В середине мая, когда во всю еще шла вражеская перебранка по поводу возвращения туркам Очакова, Екатерина подписала первый рескрипт Потемкину касательно Польши. Князю дозволялось военное вмешательство, но токмо в случае, естьли Пруссия вступит на территорию Польши. В таковом случае Потемкин мог предложить полякам, принадлежавшую туркам, Молдавию с условием, что они откажутся от новой конституции. Естьли бы сей план не удался, Потемкину пришлось бы прибегнуть к крайним мерам: организовать конфедерацию под руководством своих польских союзников — зятя Ксаверия Браницкого и короля Станислава Потоцкого. Екатерина советовала, на крайний случай, поднять восстание православного населения Киевского, Подольского и Брацлавского воеводств и возглавить его в качестве Великого гетмана казацкого.
Помимо того, Потемкин припас себе план вторжения в Польшу в качестве Великого гетмана Черноморского казачества под предлогом освобождения православного населения восточной части Польши.
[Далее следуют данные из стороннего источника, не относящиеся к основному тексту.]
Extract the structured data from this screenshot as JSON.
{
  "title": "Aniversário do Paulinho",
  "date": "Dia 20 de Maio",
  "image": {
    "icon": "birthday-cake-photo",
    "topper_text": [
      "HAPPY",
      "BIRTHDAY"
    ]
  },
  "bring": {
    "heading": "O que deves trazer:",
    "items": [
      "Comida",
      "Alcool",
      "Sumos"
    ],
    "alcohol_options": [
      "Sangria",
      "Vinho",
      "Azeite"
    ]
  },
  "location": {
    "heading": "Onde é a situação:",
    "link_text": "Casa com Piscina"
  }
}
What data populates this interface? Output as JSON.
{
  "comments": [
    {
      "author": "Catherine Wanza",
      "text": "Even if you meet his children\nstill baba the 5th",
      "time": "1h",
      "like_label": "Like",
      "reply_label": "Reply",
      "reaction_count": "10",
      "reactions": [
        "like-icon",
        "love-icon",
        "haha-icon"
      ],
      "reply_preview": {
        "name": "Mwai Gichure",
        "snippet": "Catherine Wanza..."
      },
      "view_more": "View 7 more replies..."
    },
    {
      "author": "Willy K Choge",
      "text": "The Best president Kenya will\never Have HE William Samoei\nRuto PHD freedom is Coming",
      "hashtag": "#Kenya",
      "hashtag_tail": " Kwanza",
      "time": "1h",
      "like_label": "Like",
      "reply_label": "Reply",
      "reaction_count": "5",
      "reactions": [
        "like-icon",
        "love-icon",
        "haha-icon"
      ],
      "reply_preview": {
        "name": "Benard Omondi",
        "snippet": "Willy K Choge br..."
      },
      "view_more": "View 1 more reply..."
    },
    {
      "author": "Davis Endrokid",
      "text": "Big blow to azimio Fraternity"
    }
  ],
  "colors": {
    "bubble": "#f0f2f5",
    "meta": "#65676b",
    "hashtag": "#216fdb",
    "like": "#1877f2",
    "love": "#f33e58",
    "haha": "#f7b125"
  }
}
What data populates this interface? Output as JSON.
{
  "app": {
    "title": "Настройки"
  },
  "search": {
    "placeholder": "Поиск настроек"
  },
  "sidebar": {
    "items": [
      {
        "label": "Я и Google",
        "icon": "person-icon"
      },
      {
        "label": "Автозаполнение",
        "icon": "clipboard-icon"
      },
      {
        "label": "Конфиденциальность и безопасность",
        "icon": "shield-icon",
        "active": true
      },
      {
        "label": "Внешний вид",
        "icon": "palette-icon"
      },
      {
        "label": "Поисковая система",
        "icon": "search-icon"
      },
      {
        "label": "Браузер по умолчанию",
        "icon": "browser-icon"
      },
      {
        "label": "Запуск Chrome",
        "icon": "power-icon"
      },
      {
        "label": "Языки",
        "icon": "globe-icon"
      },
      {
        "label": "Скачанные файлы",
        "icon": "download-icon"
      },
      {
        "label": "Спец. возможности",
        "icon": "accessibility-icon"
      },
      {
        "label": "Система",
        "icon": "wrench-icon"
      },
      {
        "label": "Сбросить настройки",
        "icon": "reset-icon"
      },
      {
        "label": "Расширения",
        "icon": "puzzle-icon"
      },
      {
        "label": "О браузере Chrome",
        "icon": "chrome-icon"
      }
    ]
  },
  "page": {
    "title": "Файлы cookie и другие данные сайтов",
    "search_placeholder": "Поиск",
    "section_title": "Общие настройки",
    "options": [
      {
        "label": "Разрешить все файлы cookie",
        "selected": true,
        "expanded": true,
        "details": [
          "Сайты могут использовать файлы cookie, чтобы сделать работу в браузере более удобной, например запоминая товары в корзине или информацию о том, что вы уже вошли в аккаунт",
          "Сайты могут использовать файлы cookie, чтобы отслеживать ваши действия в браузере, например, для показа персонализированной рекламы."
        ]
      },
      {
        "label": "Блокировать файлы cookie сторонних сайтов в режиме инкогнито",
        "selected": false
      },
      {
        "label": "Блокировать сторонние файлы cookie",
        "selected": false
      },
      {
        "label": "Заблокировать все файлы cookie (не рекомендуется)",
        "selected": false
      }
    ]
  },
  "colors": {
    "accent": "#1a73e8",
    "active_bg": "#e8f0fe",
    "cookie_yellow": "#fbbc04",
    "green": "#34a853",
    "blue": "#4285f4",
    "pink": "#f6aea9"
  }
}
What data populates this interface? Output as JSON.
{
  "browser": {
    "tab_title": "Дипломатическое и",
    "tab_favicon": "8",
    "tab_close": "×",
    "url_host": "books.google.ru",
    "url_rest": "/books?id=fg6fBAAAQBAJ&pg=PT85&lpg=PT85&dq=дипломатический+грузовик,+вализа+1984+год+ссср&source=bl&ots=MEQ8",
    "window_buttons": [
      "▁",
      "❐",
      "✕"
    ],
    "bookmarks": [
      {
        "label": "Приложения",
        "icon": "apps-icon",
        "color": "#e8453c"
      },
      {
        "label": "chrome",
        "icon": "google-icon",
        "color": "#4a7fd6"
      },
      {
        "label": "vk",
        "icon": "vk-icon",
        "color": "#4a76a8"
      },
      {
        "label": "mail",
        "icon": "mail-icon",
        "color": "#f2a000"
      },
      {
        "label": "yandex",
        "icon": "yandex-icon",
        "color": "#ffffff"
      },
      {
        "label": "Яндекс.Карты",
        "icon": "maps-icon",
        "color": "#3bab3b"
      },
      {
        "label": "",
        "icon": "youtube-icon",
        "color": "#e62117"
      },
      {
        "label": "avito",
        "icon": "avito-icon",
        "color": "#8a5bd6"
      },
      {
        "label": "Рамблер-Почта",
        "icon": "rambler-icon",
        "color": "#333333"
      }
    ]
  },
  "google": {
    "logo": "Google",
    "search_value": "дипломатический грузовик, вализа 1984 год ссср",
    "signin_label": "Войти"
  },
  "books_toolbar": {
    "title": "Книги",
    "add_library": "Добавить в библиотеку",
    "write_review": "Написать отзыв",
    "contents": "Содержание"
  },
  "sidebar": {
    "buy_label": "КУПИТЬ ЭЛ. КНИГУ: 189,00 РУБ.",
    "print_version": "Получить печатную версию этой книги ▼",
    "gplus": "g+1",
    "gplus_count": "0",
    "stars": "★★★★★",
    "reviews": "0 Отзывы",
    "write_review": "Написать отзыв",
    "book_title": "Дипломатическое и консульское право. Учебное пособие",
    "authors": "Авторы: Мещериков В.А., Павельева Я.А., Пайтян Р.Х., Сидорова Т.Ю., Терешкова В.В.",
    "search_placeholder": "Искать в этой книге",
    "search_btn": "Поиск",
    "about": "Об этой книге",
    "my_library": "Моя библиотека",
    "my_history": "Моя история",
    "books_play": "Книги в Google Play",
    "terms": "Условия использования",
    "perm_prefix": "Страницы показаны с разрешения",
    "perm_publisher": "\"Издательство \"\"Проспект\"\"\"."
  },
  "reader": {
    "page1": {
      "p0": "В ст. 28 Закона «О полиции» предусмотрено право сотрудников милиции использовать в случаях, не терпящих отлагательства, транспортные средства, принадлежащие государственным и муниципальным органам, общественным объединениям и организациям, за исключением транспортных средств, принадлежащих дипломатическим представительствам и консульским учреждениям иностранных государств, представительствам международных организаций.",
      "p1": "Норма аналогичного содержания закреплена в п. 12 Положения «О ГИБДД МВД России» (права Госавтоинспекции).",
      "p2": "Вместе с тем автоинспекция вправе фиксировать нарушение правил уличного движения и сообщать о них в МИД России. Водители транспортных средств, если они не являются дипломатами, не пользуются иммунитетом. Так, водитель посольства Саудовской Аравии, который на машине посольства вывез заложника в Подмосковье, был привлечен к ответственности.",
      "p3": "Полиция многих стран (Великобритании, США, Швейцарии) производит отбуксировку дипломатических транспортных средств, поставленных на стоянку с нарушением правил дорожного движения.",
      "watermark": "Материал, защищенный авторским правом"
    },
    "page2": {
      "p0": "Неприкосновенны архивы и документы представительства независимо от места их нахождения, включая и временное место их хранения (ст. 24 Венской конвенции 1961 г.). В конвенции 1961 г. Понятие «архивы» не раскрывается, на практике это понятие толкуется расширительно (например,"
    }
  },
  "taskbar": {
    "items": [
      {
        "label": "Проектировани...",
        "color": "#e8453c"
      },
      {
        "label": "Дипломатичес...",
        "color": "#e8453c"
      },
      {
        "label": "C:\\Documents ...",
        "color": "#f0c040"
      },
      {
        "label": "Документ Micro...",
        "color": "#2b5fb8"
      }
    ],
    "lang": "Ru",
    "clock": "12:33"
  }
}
В пользу сего варианта говорили и его польские корни, и его королевские амбиции, и давнее желание русских покончить с польской вольницей, и его всегдашняя страсть к казакам. Еще до получения звания гетмана, он специально набирал казаков для Черноморского войска в Польше. Два года назад, к примеру, Екатерина разрешила ему сформировать четыре регулярных эскадрона из жителей его польских деревень в Смиле, где он уже успел создать пешее и конное ополчение. Втайне от всех, даже императрицы, всемогущий Потемкин вынашивал план объединения казаков с польской армией и, при удобном случае, провозгласить себя королем Польши. На его взгляд, оное было бы не во вред, а токмо на пользу России. Сей прожект можливо было осуществить, понеже православные области, как Подолия и восточная Польша, возглавляемые такими магнатами, как Феликс Потоцкий с его, всем известными взглядами на польскую свободу, были к тому готовы. Им противостояли заумные патриоты-католики, стоявшие во главе Сейма в Варшаве и мечтавшие о гражданских свободах, как в соседственной Франции. Продолжая, вместе с императрицей, разрабатывать последовательную политику, хитроумный князь высказывался о том, что надобно будет согласовывать детали с Потоцким: дело должно было выглядеть так, будто поляки сами обратились к России за помощью. Рескрипт, подготовленный ими обоими, означал, что Потемкин будет делать все возможное, дабы подчинить поляков, не доводя Польшу до раздела. Екатерина все же сочла необходимым уточнить, что, естьли замысел князя не удастся, раздел останется единственным выходом из положения.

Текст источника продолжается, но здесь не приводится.